Николай вдруг расхохотался во все горло:

— А ведь ловко подметил, шельмец! Кавалеристы, которые уже не держатся в седле… Ха-ха-ха! Например, князь Лопухин или Татищев… Или моряки, которые не снесут качки… Назимов… или этот, как его… де Траверсе… Ха-ха-ха! Оч-чень метко сказано!

Бенкендорф выждал, пока царь перестал смеяться, и продолжал:

— Если бы эти письма оставались только семейной перепиской, им можно было бы не уделять такого внимания. Но жандармский офицер Маслов, посланный мною в Урик для тайного наблюдения за ссыльными, пограничный пристав Черепанов, якутский полицмейстер Слежановский и другие агенты Третьего отделения доносят мне, что подобные письма ходят во многих списках среди жителей тех мест и имеют развращающее, бунтовщическое влияние на их образ мыслей. Да если бы эти письма ходили только по Сибири. К сожалению, в последнее время они доставляются в Третье отделение и из обеих столиц и из различных губерний.

— Однако это весьма серьезное обстоятельство! — воскликнул царь.

— Меры пресечения и в этом отношении мною уже взяты, — продолжал Бенкендорф. — Сестра Лунина непрерывно осаждает меня просьбами «во имя бога милосердия и всепрощения» оказать ее брату то одну, то другую милость. То ему понадобилось охотничье ружье, то какие-то древние философские книги. Я ей отныне во всем отказываю, ибо не вижу надобности исполнять желание преступника, который, судя по его письмам, нисколько не изменил образа мыслей, приведших его в крепость и в Сибирь… Недавно я предупредил ее, что лишаю их переписки на год…

— Этого недостаточно, — отрубил царь. — Следует отдать приказание местным властям сделать внезапный и рачительнейший осмотр в уриковской квартире Лунина, отобрать от него все без исключения бумаги, а самого отослать куда-нибудь подальше.

— Весьма подходящим считаю Акатуевский острог, ваше величество. Это около тысячи верст за Читой… До сосланных за польское восстание в остроге этом содержались самые страшные разбойники, которых приковывали цепями к стене.
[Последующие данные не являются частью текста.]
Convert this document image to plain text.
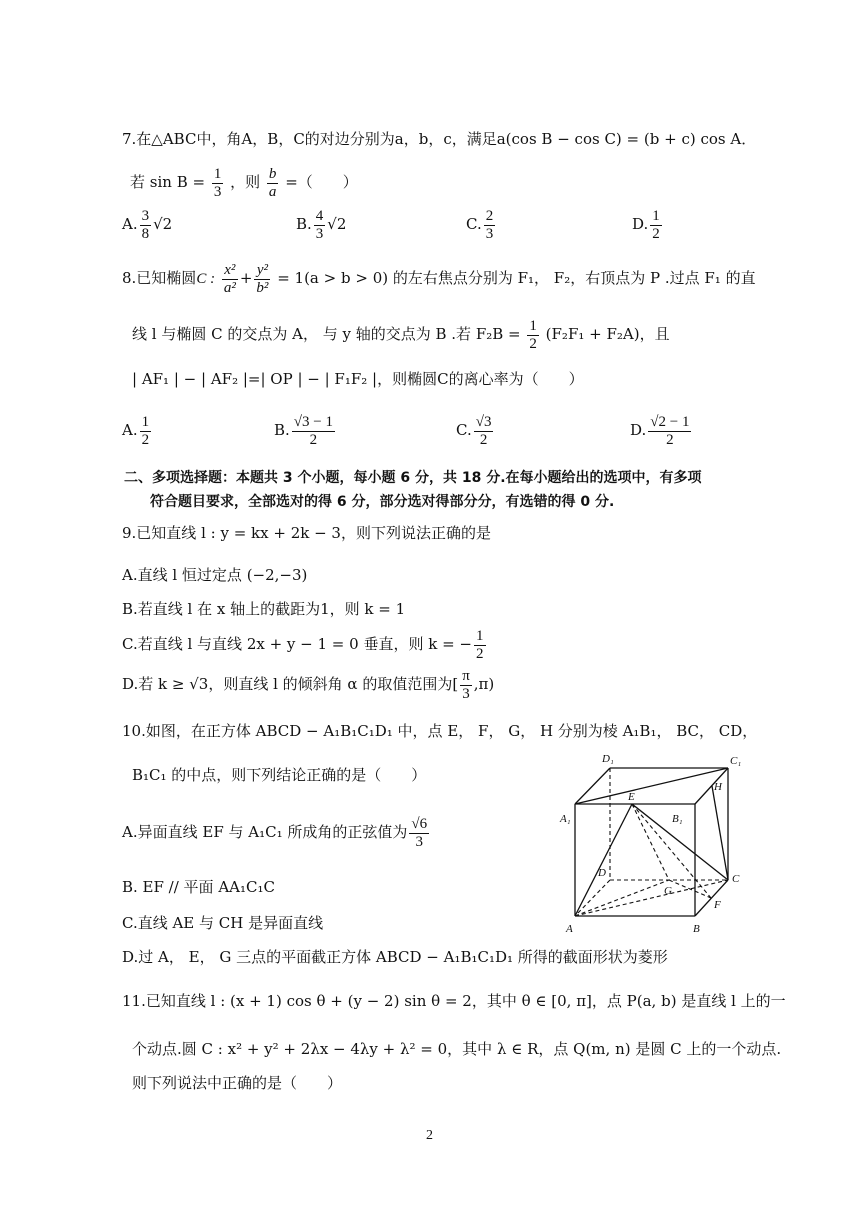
7.在△ABC中，角A，B，C的对边分别为a，b，c，满足a(cos B − cos C) = (b + c) cos A．
若 $\sin B = \frac{1}{3}$ ，则 $\frac{b}{a}$ =（　　）
A. $\frac{3}{8} √2$	B. $\frac{4}{3} √2$	C. $\frac{2}{3}$	D. $\frac{1}{2}$
8.已知椭圆C : $\frac{\text{x²}}{\text{a²}} + \frac{\text{y²}}{\text{b²}} = 1(a > b > 0)$ 的左右焦点分别为 F₁， F₂，右顶点为 P .过点 F₁ 的直
线 l 与椭圆 C 的交点为 A， 与 y 轴的交点为 B .若 $F_2B = \frac{1}{2} (F_2F_1 + F_2A)$，且
| AF₁ | − | AF₂ |=| OP | − | F₁F₂ |，则椭圆C的离心率为（　　）
A. $\frac{1}{2}$	B. $\frac{√3 - 1}{2}$	C. $\frac{√3}{2}$	D. $\frac{√2 - 1}{2}$
二、多项选择题：本题共 3 个小题，每小题 6 分，共 18 分.在每小题给出的选项中，有多项
符合题目要求，全部选对的得 6 分，部分选对得部分分，有选错的得 0 分.
9.已知直线 l : y = kx + 2k − 3，则下列说法正确的是
A.直线 l 恒过定点 (−2,−3)
B.若直线 l 在 x 轴上的截距为1，则 k = 1
C.若直线 l 与直线 2x + y − 1 = 0 垂直，则 k = − $\frac{1}{2}$
D.若 k ≥ √3，则直线 l 的倾斜角 α 的取值范围为[ $\frac{\pi}{3} ,\pi$)
10.如图，在正方体 ABCD − A₁B₁C₁D₁ 中，点 E， F， G， H 分别为棱 A₁B₁， BC， CD，
B₁C₁ 的中点，则下列结论正确的是（　　）
A.异面直线 EF 与 A₁C₁ 所成角的正弦值为 $\frac{√6}{3}$
B. EF // 平面 AA₁C₁C
C.直线 AE 与 CH 是异面直线
D.过 A， E， G 三点的平面截正方体 ABCD − A₁B₁C₁D₁ 所得的截面形状为菱形
A₁
D₁	C₁
B₁
E
H
D
G
C
F
A	B
11.已知直线 l : (x + 1) cos θ + (y − 2) sin θ = 2，其中 θ ∈ [0, π]，点 P(a, b) 是直线 l 上的一
个动点.圆 C : x² + y² + 2λx − 4λy + λ² = 0，其中 λ ∈ R，点 Q(m, n) 是圆 C 上的一个动点.
则下列说法中正确的是（　　）
2
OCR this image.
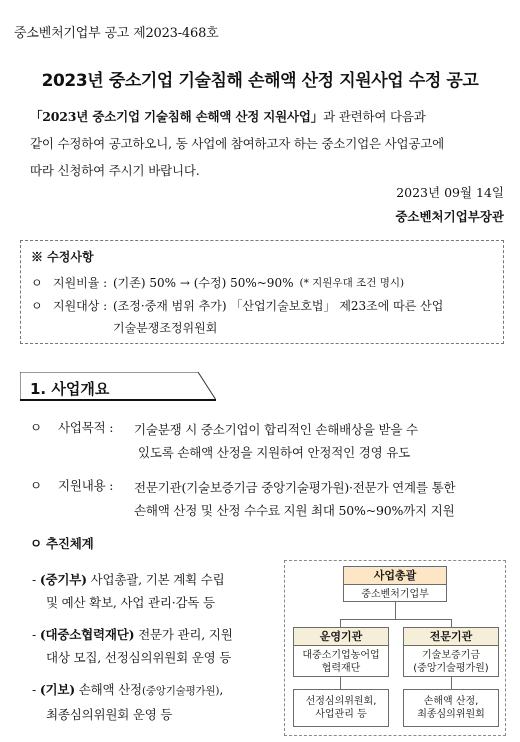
중소벤처기업부 공고 제2023-468호
2023년 중소기업 기술침해 손해액 산정 지원사업 수정 공고
「2023년 중소기업 기술침해 손해액 산정 지원사업」과 관련하여 다음과
같이 수정하여 공고하오니, 동 사업에 참여하고자 하는 중소기업은 사업공고에
따라 신청하여 주시기 바랍니다.
2023년 09월 14일
중소벤처기업부장관
※ 수정사항
ㅇ 지원비율 : (기존) 50% → (수정) 50%~90% (* 지원우대 조건 명시)
ㅇ 지원대상 : (조정·중재 범위 추가) 「산업기술보호법」 제23조에 따른 산업
기술분쟁조정위원회
1. 사업개요
ㅇ 사업목적 : 기술분쟁 시 중소기업이 합리적인 손해배상을 받을 수
있도록 손해액 산정을 지원하여 안정적인 경영 유도
ㅇ 지원내용 : 전문기관(기술보증기금 중앙기술평가원)·전문가 연계를 통한
손해액 산정 및 산정 수수료 지원 최대 50%~90%까지 지원
ㅇ 추진체계
- (중기부) 사업총괄, 기본 계획 수립
및 예산 확보, 사업 관리·감독 등
- (대중소협력재단) 전문가 관리, 지원
대상 모집, 선정심의위원회 운영 등
- (기보) 손해액 산정(중앙기술평가원),
최종심의위원회 운영 등
사업총괄
중소벤처기업부
운영기관
대중소기업농어업
협력재단
전문기관
기술보증기금
(중앙기술평가원)
선정심의위원회,
사업관리 등
손해액 산정,
최종심의위원회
— И чтобы он ни с кем ни личных, ни письменных сношений иметь не мог, — добавил царь. — Но вернемся к Пушкину. Итак, ты считаешь, что его кончина — это кончина одного из деятелей Тайного общества и может случиться так, что толпы у его квартиры вот-вот направятся к Петровой площади, а, Бенкендорф?

Бенкендорф, не мигая, выдержал тревожный взгляд царя и ответил уже своим обычным, спокойно-уверенным тоном:

— Несомненно, что ко всему, что творится у праха Пушкина, и к газетным статьям, и к выкрикам против убийцы-иностранца, причастны разные альманашники и тайные последователи участников четырнадцатого декабря. Почти двенадцать лет прошло с тех пор, как их главари понесли заслуженную кару, а они рады всякому случаю проявить свое недовольство властью. Сам Пушкин, как хорошо известно вашему величеству, состоял в дружбе даже с Рылеевым, не говоря уже о тех, которые сосланы в каторгу. Он до самой смерти не переставал высказывать им свое благоволение то в восторженных стихах, то в посылке книг, то в хлопотах об их семьях. Недавно, например, добивался он пенсии для тещи Сергея Волконского… Ясно, что нынче у гроба Пушкина его поклонники и тайные сторонники ссыльных его друзей воспрянули духом. И само прискорбное для них событие они намереваются использовать как противуправительственную демонстрацию. Сомневаюсь, пойдут ли они к Сенату, но пикеты я на всякий случай приказал расставить по дороге к Исаакию и на прилегающих к собору улицах.